Some sea cucumbers use them to feed on plankton. The tentacles collect food from passing water. Then, the cucumber sticks each tentacle in its mouth, one at a time, and licks them off.
Mmm mm, yummy plankton! Other kinds of sea cucumbers use the tentacles to sift through sand on the bottom for particles of food. You might think that an animal like this would be defenseless.
It has no spines like a sea urchin. It doesn’t even have tough spiny skin. It just looks like a soft, squishy bite-sized meal.
But when threatened, some sea cucumbers can eject a sticky disgusting goop called Cuvierian tubules to ensnare predators.
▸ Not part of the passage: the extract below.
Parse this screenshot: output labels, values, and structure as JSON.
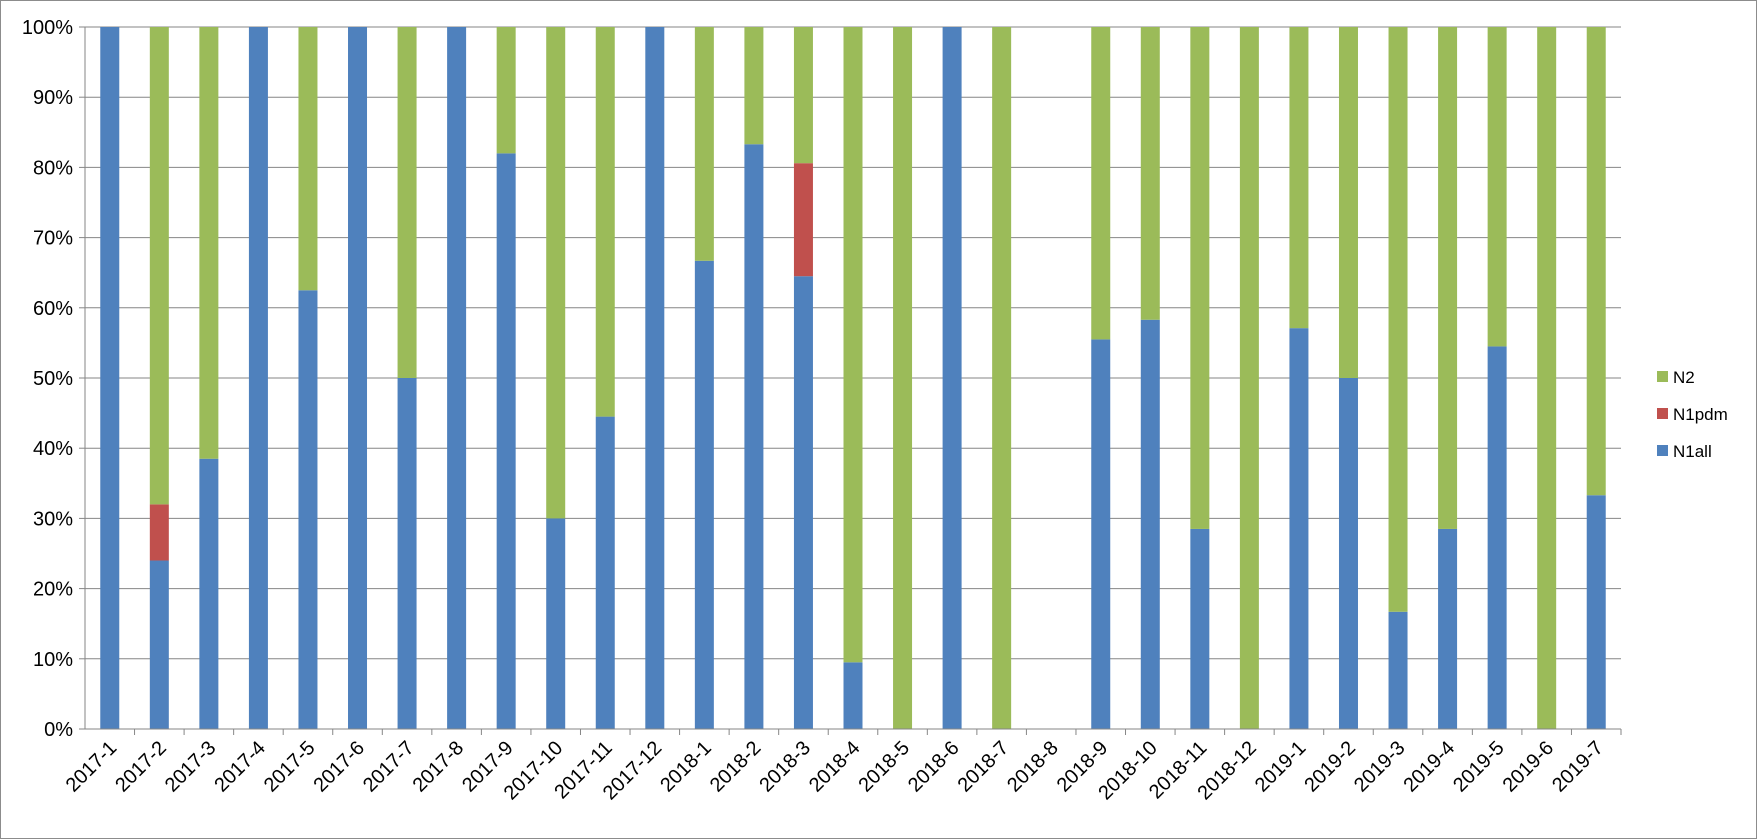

Others can expel poisonous chemicals to drive predators away. As a result very few animals will eat them.
And due to that general lack of predators, sea cucumbers also make a safe home for symbiotic partners. An emperor shrimp lives in safety on a sea cucumber, and in exchange for the protection, keeps its host free of parasites. The echinoderms are a substantial group of invertebrates, pretty easy to recognize, and only found in seawater.
They aren’t particularly flashy but they are an important part of ocean ecosystems. I see echinoderms on almost every dive from the tropics to Antarctica. They are super fascinating animals of the Blue World!